To wipe out a year of their careers in order to hold out for systematic issues for future generations -- issues that at this point, aren't going to go the way of the union, anyway -- is just wrong.
The principles that the union is fighting for are right, and just. But this isn't about doing what's right, or being just. It's about getting a deal done.
And as much as most folks dislike the strong-arm tactics used by Stern and his ownership group, even when they were a splintered group, their one-minded focus never wavered -- to tilt the scales of the new CBA significantly more in their favor.
That's why when talks began in July, they came at the union with so many ridiculous demands and requests.
A hard cap? Come on. Nobody, including the owners, ever thought that had a chance of sticking.
The owners knew they would move off such silly requests, and could then legitimately claim that they were indeed trying to meet the union halfway -- even if they took about five steps back before the bargaining sessions began.
Meanwhile, the union came into the bargaining session the way most do -- looking to negotiate. Big mistake.

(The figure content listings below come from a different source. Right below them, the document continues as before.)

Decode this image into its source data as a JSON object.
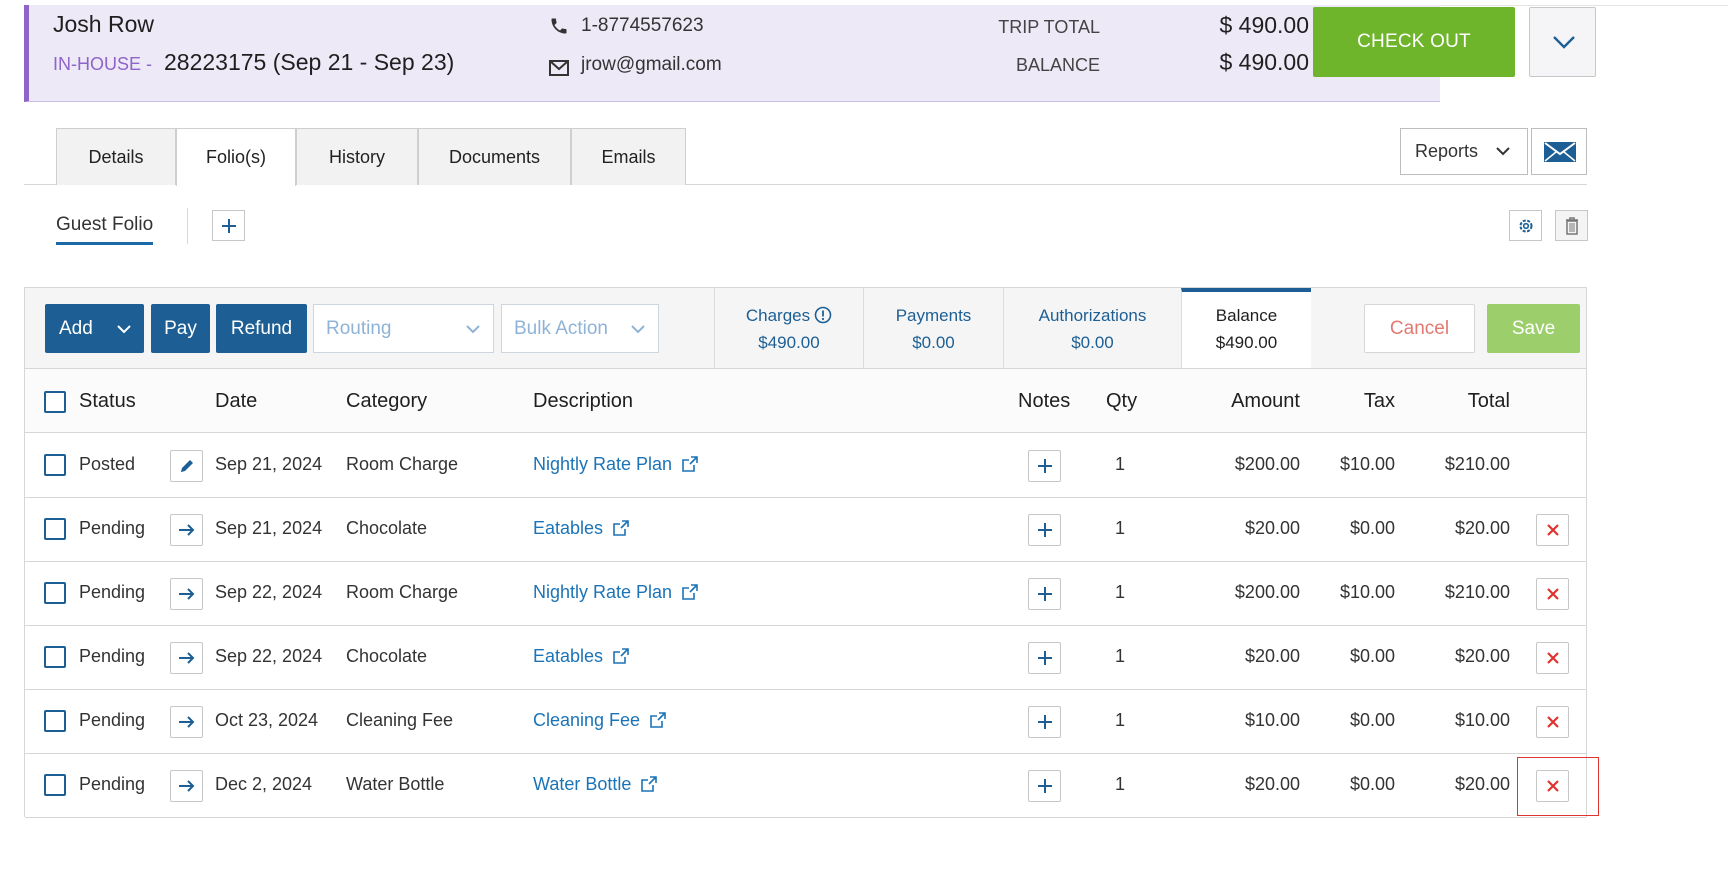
{
  "guest": {
    "name": "Josh Row",
    "status": "IN-HOUSE -",
    "reservation": "28223175 (Sep 21 - Sep 23)",
    "phone": "1-8774557623",
    "email": "jrow@gmail.com"
  },
  "totals": {
    "trip_total_label": "TRIP TOTAL",
    "trip_total_value": "$ 490.00",
    "balance_label": "BALANCE",
    "balance_value": "$ 490.00"
  },
  "header_actions": {
    "checkout_label": "CHECK OUT"
  },
  "tabs": [
    {
      "label": "Details"
    },
    {
      "label": "Folio(s)"
    },
    {
      "label": "History"
    },
    {
      "label": "Documents"
    },
    {
      "label": "Emails"
    }
  ],
  "reports": {
    "label": "Reports"
  },
  "folio": {
    "tab_label": "Guest Folio"
  },
  "toolbar": {
    "add_label": "Add",
    "pay_label": "Pay",
    "refund_label": "Refund",
    "routing_label": "Routing",
    "bulk_label": "Bulk Action",
    "cancel_label": "Cancel",
    "save_label": "Save"
  },
  "summary": [
    {
      "label": "Charges",
      "value": "$490.00"
    },
    {
      "label": "Payments",
      "value": "$0.00"
    },
    {
      "label": "Authorizations",
      "value": "$0.00"
    },
    {
      "label": "Balance",
      "value": "$490.00"
    }
  ],
  "columns": {
    "status": "Status",
    "date": "Date",
    "category": "Category",
    "description": "Description",
    "notes": "Notes",
    "qty": "Qty",
    "amount": "Amount",
    "tax": "Tax",
    "total": "Total"
  },
  "rows": [
    {
      "status": "Posted",
      "date": "Sep 21, 2024",
      "category": "Room Charge",
      "description": "Nightly Rate Plan",
      "qty": "1",
      "amount": "$200.00",
      "tax": "$10.00",
      "total": "$210.00"
    },
    {
      "status": "Pending",
      "date": "Sep 21, 2024",
      "category": "Chocolate",
      "description": "Eatables",
      "qty": "1",
      "amount": "$20.00",
      "tax": "$0.00",
      "total": "$20.00"
    },
    {
      "status": "Pending",
      "date": "Sep 22, 2024",
      "category": "Room Charge",
      "description": "Nightly Rate Plan",
      "qty": "1",
      "amount": "$200.00",
      "tax": "$10.00",
      "total": "$210.00"
    },
    {
      "status": "Pending",
      "date": "Sep 22, 2024",
      "category": "Chocolate",
      "description": "Eatables",
      "qty": "1",
      "amount": "$20.00",
      "tax": "$0.00",
      "total": "$20.00"
    },
    {
      "status": "Pending",
      "date": "Oct 23, 2024",
      "category": "Cleaning Fee",
      "description": "Cleaning Fee",
      "qty": "1",
      "amount": "$10.00",
      "tax": "$0.00",
      "total": "$10.00"
    },
    {
      "status": "Pending",
      "date": "Dec 2, 2024",
      "category": "Water Bottle",
      "description": "Water Bottle",
      "qty": "1",
      "amount": "$20.00",
      "tax": "$0.00",
      "total": "$20.00"
    }
  ],
  "colors": {
    "primary": "#1d5f94",
    "link": "#1b74b7",
    "checkout": "#6fb52c",
    "save": "#9ccf6c",
    "header_bg": "#ede9f7",
    "status_purple": "#8e64c9",
    "delete_red": "#e0322f"
  }
}
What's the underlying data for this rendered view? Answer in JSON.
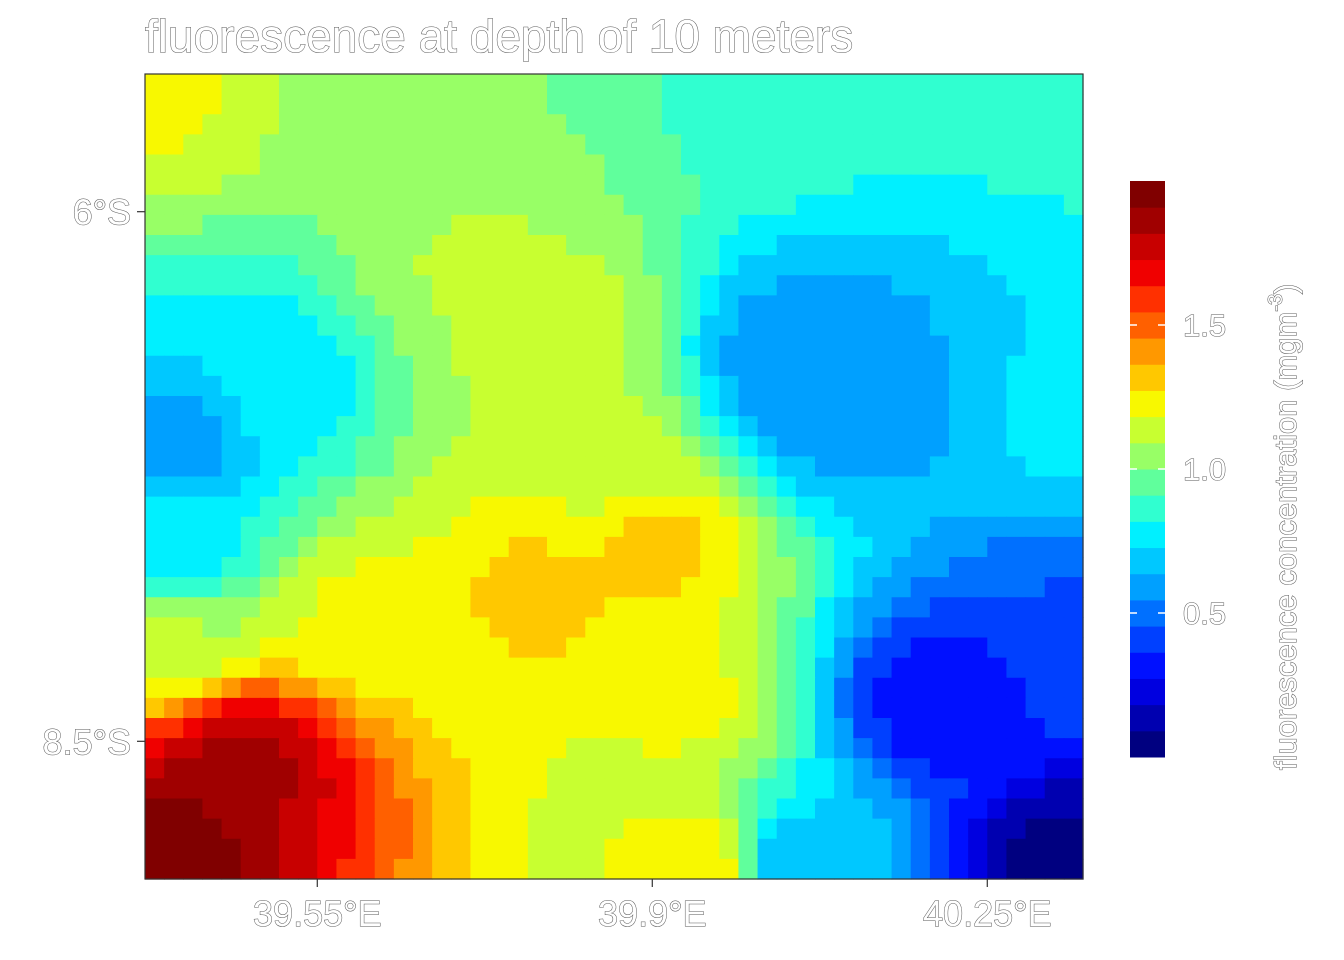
{
  "chart_data": {
    "type": "heatmap",
    "title": "fluorescence at depth of 10 meters",
    "xlabel": "",
    "ylabel": "",
    "x_ticks": [
      {
        "value": 39.55,
        "label": "39.55°E"
      },
      {
        "value": 39.9,
        "label": "39.9°E"
      },
      {
        "value": 40.25,
        "label": "40.25°E"
      }
    ],
    "y_ticks": [
      {
        "value": -6.0,
        "label": "6°S"
      },
      {
        "value": -8.5,
        "label": "8.5°S"
      }
    ],
    "xlim": [
      39.37,
      40.35
    ],
    "ylim": [
      -9.15,
      -5.35
    ],
    "grid": {
      "cols": 49,
      "rows": 40
    },
    "centers": [
      {
        "lon": 39.38,
        "lat": -9.0,
        "value": 2.0,
        "spread": 0.1
      },
      {
        "lon": 39.47,
        "lat": -8.6,
        "value": 1.85,
        "spread": 0.1
      },
      {
        "lon": 39.78,
        "lat": -7.8,
        "value": 1.3,
        "spread": 0.1
      },
      {
        "lon": 39.9,
        "lat": -7.6,
        "value": 1.3,
        "spread": 0.1
      },
      {
        "lon": 39.85,
        "lat": -7.2,
        "value": 1.15,
        "spread": 0.1
      },
      {
        "lon": 39.8,
        "lat": -6.6,
        "value": 1.15,
        "spread": 0.1
      },
      {
        "lon": 39.72,
        "lat": -6.3,
        "value": 1.1,
        "spread": 0.1
      },
      {
        "lon": 39.38,
        "lat": -5.4,
        "value": 1.2,
        "spread": 0.1
      },
      {
        "lon": 39.6,
        "lat": -5.4,
        "value": 1.05,
        "spread": 0.1
      },
      {
        "lon": 40.0,
        "lat": -5.4,
        "value": 0.9,
        "spread": 0.1
      },
      {
        "lon": 40.34,
        "lat": -5.4,
        "value": 0.85,
        "spread": 0.1
      },
      {
        "lon": 39.4,
        "lat": -7.1,
        "value": 0.6,
        "spread": 0.1
      },
      {
        "lon": 39.5,
        "lat": -6.8,
        "value": 0.75,
        "spread": 0.1
      },
      {
        "lon": 40.05,
        "lat": -6.7,
        "value": 0.55,
        "spread": 0.1
      },
      {
        "lon": 40.1,
        "lat": -6.9,
        "value": 0.55,
        "spread": 0.1
      },
      {
        "lon": 40.34,
        "lat": -7.0,
        "value": 0.75,
        "spread": 0.1
      },
      {
        "lon": 40.34,
        "lat": -9.1,
        "value": 0.05,
        "spread": 0.1
      },
      {
        "lon": 40.2,
        "lat": -8.3,
        "value": 0.3,
        "spread": 0.1
      },
      {
        "lon": 40.34,
        "lat": -7.9,
        "value": 0.45,
        "spread": 0.1
      },
      {
        "lon": 40.05,
        "lat": -9.1,
        "value": 0.65,
        "spread": 0.1
      },
      {
        "lon": 39.95,
        "lat": -9.1,
        "value": 1.25,
        "spread": 0.1
      },
      {
        "lon": 39.93,
        "lat": -8.3,
        "value": 1.2,
        "spread": 0.1
      },
      {
        "lon": 39.4,
        "lat": -8.0,
        "value": 1.1,
        "spread": 0.1
      },
      {
        "lon": 39.6,
        "lat": -7.9,
        "value": 1.2,
        "spread": 0.1
      },
      {
        "lon": 39.4,
        "lat": -7.6,
        "value": 0.75,
        "spread": 0.1
      }
    ],
    "legend": {
      "title_text": "fluorescence concentration (mgm",
      "title_sup": "-3",
      "title_close": ")",
      "position": "right",
      "min": 0.0,
      "max": 2.0,
      "breaks": [
        {
          "value": 0.5,
          "label": "0.5"
        },
        {
          "value": 1.0,
          "label": "1.0"
        },
        {
          "value": 1.5,
          "label": "1.5"
        }
      ],
      "palette": [
        "#000080",
        "#0000b0",
        "#0000e0",
        "#0010ff",
        "#0040ff",
        "#0070ff",
        "#00a0ff",
        "#00c8ff",
        "#00f0ff",
        "#30ffd0",
        "#60ff9c",
        "#98ff66",
        "#c8ff30",
        "#f8f800",
        "#ffc800",
        "#ff9800",
        "#ff6000",
        "#ff3000",
        "#f00000",
        "#c80000",
        "#a00000",
        "#800000"
      ]
    }
  }
}
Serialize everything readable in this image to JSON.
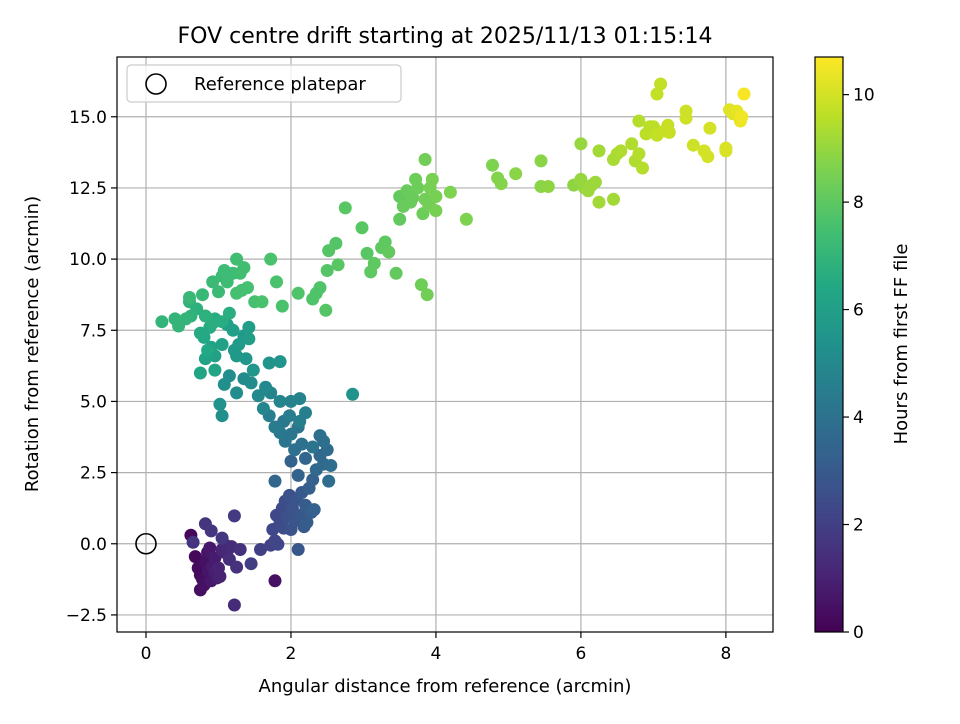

The owners have totally taken advantage of the union's willingness to deal, and in return have already won this battle and right now are simply trying to run up the score.
Stern has made a couple mea culpas of his own (he offered the 50-50 split way too soon), but for the most part has played the heavy throughout these negotiations, while the union has seemingly been on its heels trying to gain some footing, some semblance of leverage.
Fisher talked about the desire to give on the economics so that the players would, in return, get a break on system-related issues from the owners.
It sounds good, and it's certainly the right way to approach things if you're in a fair fight. But these owners are not interested in doing what is good or right. And this fight never has been, and frankly, never will be a fair one.
You don't get these kind of lopsided results in a fair fight. Take a look at the score card:
Basketball Related Income - owners win.
Contract lengths - owners win.
Luxury tax system - owners win.
Annual raises - owners win.
Sign-and-trades - owners win.
Pick an issue, any issue, and the winner in just about every instance has been the owners. But as the union's lead counsel Jeffrey Kessler pointed out, coming out ahead is not enough for these owners.
"The big story is they want it all," Kessler said.
He's right. And the only shot that the players have at this point in avoiding that, is to take the deal that's currently on the table.
Whether Stern's bluffing about taking the current deal off the table by Wednesday remains to be seen.
But multiple sources contacted this past week and again this weekend, have all indicated that the deal on the table for the union will only get worse if the players don't take it.
"Even if there was a desire to sweeten the deal, that's not going to happen because of all the lost games," said one Western Conference front-office executive. "The players are in a tough spot. They know it, and so do the owners. That's why the squeeze is on."
While it's clear that the players have lost this battle, they still have the potential to completely change up the game by de-certifying the union which would expose the NBA to a host of potential anti-trust lawsuits.
But here's the problem with that course of action. Because such a move would put the players fate in the courts and cause an unbelievable amount of chaos for all involved, it would take months before things were settled.
And time is the one thing players don't have on their side.
So there is the potential for them to de-certify, start the process involved with that, only to have the NBA come around and give them some of the concessions they were looking for -- and still wind up losing an entire season.
And guess who the fans would blame for that? The players. Once again, the owners would come out as winners.
"They want a win, win, win, win," said Kessler, who declined to discuss the union's options if they turned down Stern's proposal. "We wanted to compromise. They're not giving the players a lot of choice."